E saiu em seguida. Ela não percebeu, mas, sem querer, eu vi um leve sorriso no canto de sua boca fina, antes que ela se virasse por completo. Não era seu sorriso sarcástico característico, e sim um mais autêntico. Como se tivesse feliz em me entregar o objeto que anteriormente sempre esteve em minhas mãos. No fundo, ela pensava igual ao meu pai sobre mim. Pelo menos a minha parte ainda infantil gostaria de acreditar nisso. Mesmo que minha mãe nunca dê o braço a torcer, e confessasse os seus sentimentos, não me importava mais. Pelo menos meu pai reconheceu os seus erros. Logo ele, o todo poderoso.

- Mana-Lice, olha o eu fiz! – Alfredo me despertou do devaneio, e logo o cenário mental mudou. Da mansão para o parquinho. Ele estava tentando montar um castelo de areia, algo que sujaria sua roupa inteira e faria mamãe retirar aquele molho de chaves ainda em minhas mãos.

- Muito bem, Alf! – disse eu, me sentando na beirada da caixa de areia.

Meu celular começou a tocar e eu atendi.

- Alice, graças a Deus! – exclamou uma voz apavorada na outra linha. – Fui pegar Victória para ficar um pouco com ela e... – ele abaixou mais a voz, de modo que tive que apertar mais o celular na orelha. – não sei o que fazer com ela.

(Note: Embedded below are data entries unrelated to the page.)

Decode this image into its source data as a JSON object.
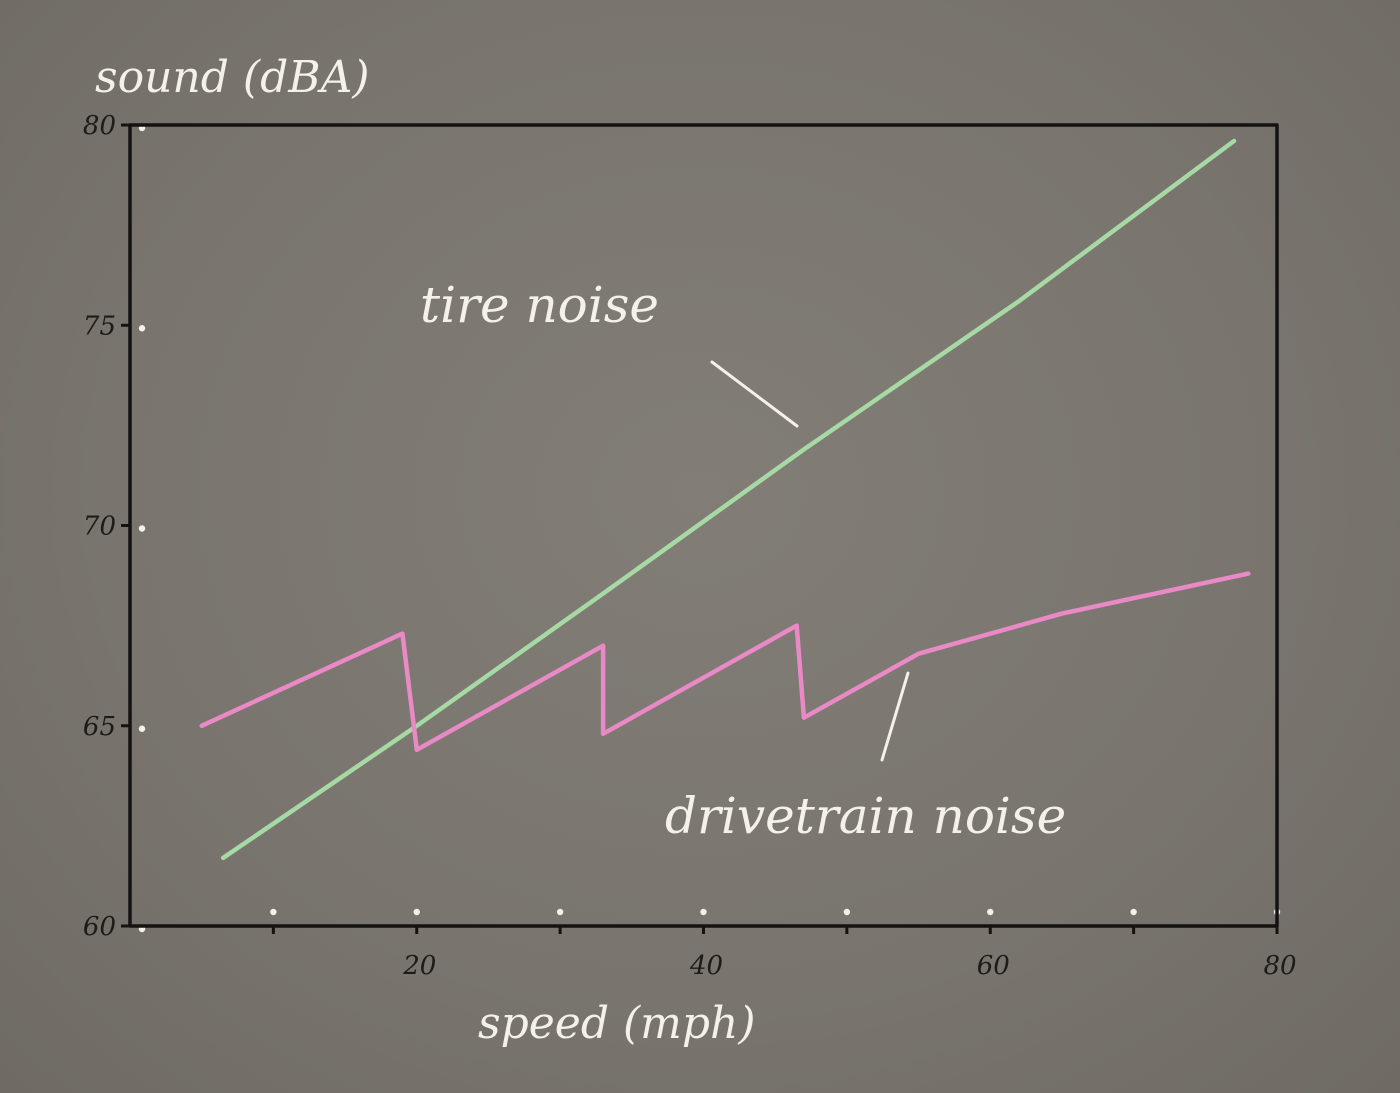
{
  "chart_data": {
    "type": "line",
    "title": "",
    "xlabel": "speed (mph)",
    "ylabel": "sound (dBA)",
    "xlim": [
      0,
      80
    ],
    "ylim": [
      60,
      80
    ],
    "x_ticks": [
      20,
      40,
      60,
      80
    ],
    "y_ticks": [
      60,
      65,
      70,
      75,
      80
    ],
    "grid": false,
    "legend": "none",
    "series": [
      {
        "name": "tire noise",
        "color": "#a6d9a3",
        "points": [
          [
            6.5,
            61.7
          ],
          [
            20,
            65.0
          ],
          [
            33,
            68.3
          ],
          [
            47,
            71.9
          ],
          [
            62,
            75.6
          ],
          [
            77,
            79.6
          ]
        ]
      },
      {
        "name": "drivetrain noise",
        "color": "#e98ac6",
        "points": [
          [
            5,
            65.0
          ],
          [
            19,
            67.3
          ],
          [
            20,
            64.4
          ],
          [
            33,
            67.0
          ],
          [
            33,
            64.8
          ],
          [
            46.5,
            67.5
          ],
          [
            47,
            65.2
          ],
          [
            55,
            66.8
          ],
          [
            65,
            67.8
          ],
          [
            78,
            68.8
          ]
        ]
      }
    ],
    "annotations": [
      {
        "text": "tire noise",
        "series": "tire noise"
      },
      {
        "text": "drivetrain noise",
        "series": "drivetrain noise"
      }
    ]
  }
}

Eu comecei a gargalhar longe do telefone para que ele não ouvisse. Eu estava imaginando um Adrian totalmente sem ação, olhando para a menina que o encarava com expectativas. Não tinha como não rir numa hora dessas. Eu sabia que era errado rir numa situação dessas, mas não tinha controle das minhas emoções.

- Não tem graça! – sua voz passou do desespero para a rabugice em dois segundos.

- Claro que tem. Mas ok, vou te ajudar.